A partir de 1969 a UNESP serviu-se de Álvaro. E terá que reconhecer que foi bem servida. Até mesmo antes de ser criada como tal, quando Assis ainda era uma Faculdade de Filosofia, Ciências e Letras, um dos vários Institutos Isolados, que depois compuseram a atual Universidade, a UNESP era gestada com a participação de Álvaro como docente de várias disciplinas e cursos em Assis e Marília, como pesquisador, chefe do Departamento, fundador do Centro de Artes da Faculdade de Assis (com cerca de cem atividades nas áreas de música, teatro, literatura, pintura, poesia, fotografia, etc); fundador do Coral deste Centro de Artes, bem como do Teatro Experimental, do mesmo Centro; propôs a criação e foi o Coordenador-Geral do I Festival de Assis, realizado sob o patrocínio do Centro de Artes com a colaboração da Secretaria da Cultura, Ciência e Tecnologia do Estado de São Paulo, Prefeitura Municipal de Assis, Secretaria da Educação e Cultura de Campinas e pelo Museu de Arte de São Paulo, festival que teve repercussão nacional através da grande imprensa do País. Fundou e instalou ainda o primeiro' circo montado no "Campus" de uma Universidade brasileira, o Circo Permanente do Centro de Artes da FAFI de Assis.

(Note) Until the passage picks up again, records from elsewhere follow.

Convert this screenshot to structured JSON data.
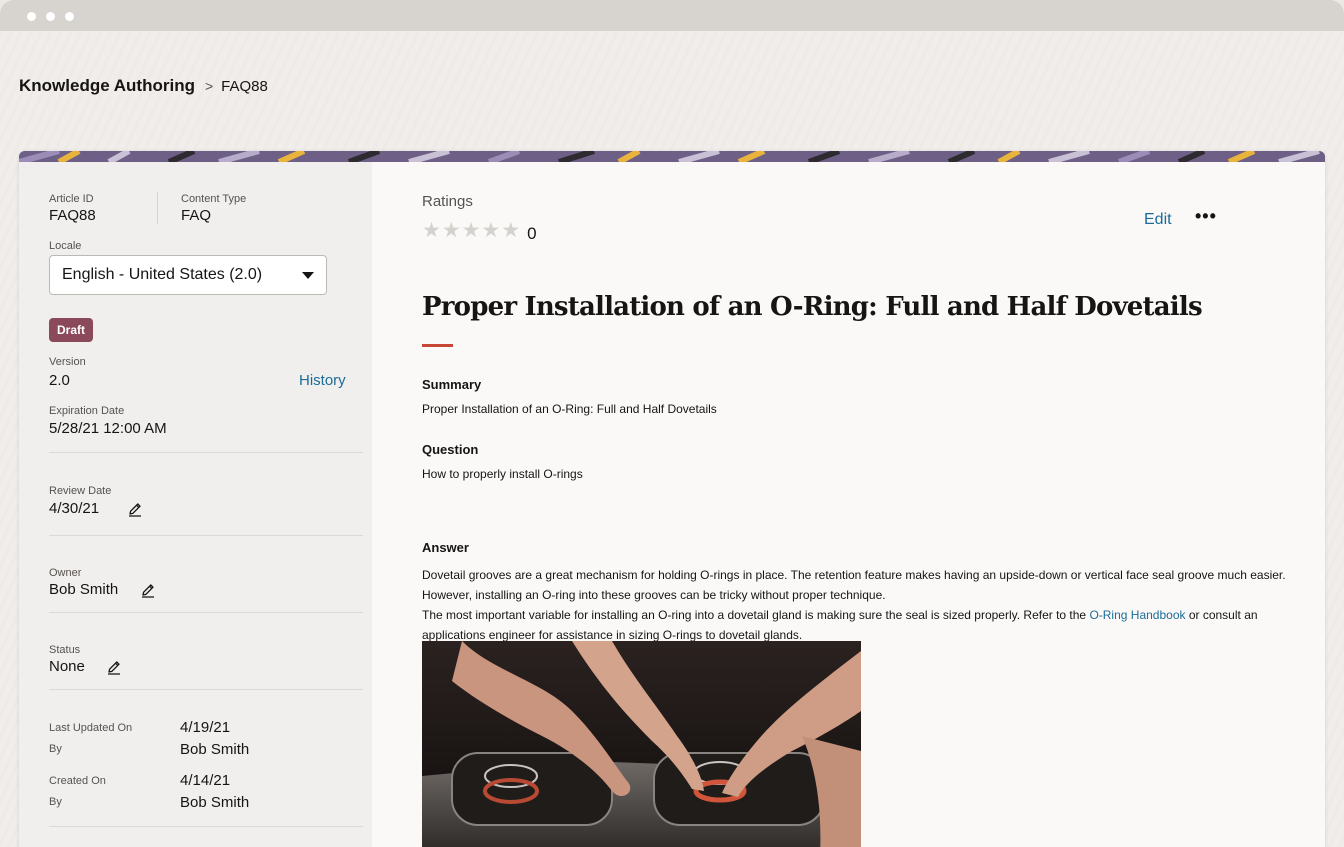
{
  "breadcrumb": {
    "root": "Knowledge Authoring",
    "separator": ">",
    "current": "FAQ88"
  },
  "sidebar": {
    "article_id_label": "Article ID",
    "article_id": "FAQ88",
    "content_type_label": "Content Type",
    "content_type": "FAQ",
    "locale_label": "Locale",
    "locale_value": "English - United States (2.0)",
    "status_badge": "Draft",
    "version_label": "Version",
    "version": "2.0",
    "history_link": "History",
    "expiration_label": "Expiration Date",
    "expiration_value": "5/28/21 12:00 AM",
    "review_label": "Review Date",
    "review_value": "4/30/21",
    "owner_label": "Owner",
    "owner_value": "Bob Smith",
    "status_label": "Status",
    "status_value": "None",
    "last_updated_label": "Last Updated On",
    "last_updated_value": "4/19/21",
    "by_label": "By",
    "last_updated_by": "Bob Smith",
    "created_label": "Created On",
    "created_value": "4/14/21",
    "created_by": "Bob Smith"
  },
  "main": {
    "ratings_label": "Ratings",
    "rating_count": "0",
    "rating_stars": 0,
    "edit_label": "Edit",
    "more_label": "•••",
    "title": "Proper Installation of an O-Ring: Full and Half Dovetails",
    "summary_heading": "Summary",
    "summary_text": "Proper Installation of an O-Ring: Full and Half Dovetails",
    "question_heading": "Question",
    "question_text": "How to properly install O-rings",
    "answer_heading": "Answer",
    "answer_p1": "Dovetail grooves are a great mechanism for holding O-rings in place. The retention feature makes having an upside-down or vertical face seal groove much easier. However, installing an O-ring into these grooves can be tricky without proper technique.",
    "answer_p2_before": "The most important variable for installing an O-ring into a dovetail gland is making sure the seal is sized properly. Refer to the ",
    "answer_link": "O-Ring Handbook",
    "answer_p2_after": " or consult an applications engineer for assistance in sizing O-rings to dovetail glands."
  },
  "colors": {
    "accent_link": "#1b6c98",
    "draft_badge": "#8b4a5c",
    "title_accent": "#c74634",
    "banner": "#6e5f86"
  }
}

Em seus dezoito anos de vida e ação na UNESP, Álvaro sempre esteve envolvido em Comissões, Chefias, Conselhos, Presidências, Câmaras de Graduação e Pós-Graduação, Bancas examinadoras, Representações, enfim, sempre um dos primeiros a ser lembrado, convidado ou votado, quando vagava algum cargo que exigisse perspicácia, combatividade, liderança e tino administrativo, ou quando surgia a oportunidade da reivindicação, da defesa, da argumentação, do convencimento.
Ele era firme, determinado e obstinado em suas propostas e convicções. Nem sempre agradava a todos, nem todos conseguiam compreender de imediato a extensão de suas propostas, posições, oposições, suposições e arrazoados. Foi dos poucos professores que tiveram seu nome pichado pelas paredes desta Faculdade. Mas não levou isso como insulto. Compreendeu-o como reação própria dos vencidos e dos que não têm razão nem contra-argumento.
O Prof. Álvaro não se conteve nos estreitos limites da UNESP. O seu memorial acadêmico se compõe de várias páginas de conferências, palestras, comunicações, mesas redondas, debates, congressos, festivais, publicações, realizados por este Brasil afora e outros países da América Latina e França. A filosofia, a música, o teatro, a psicologia, a literatura, eram o seu campo de predileção e domínio.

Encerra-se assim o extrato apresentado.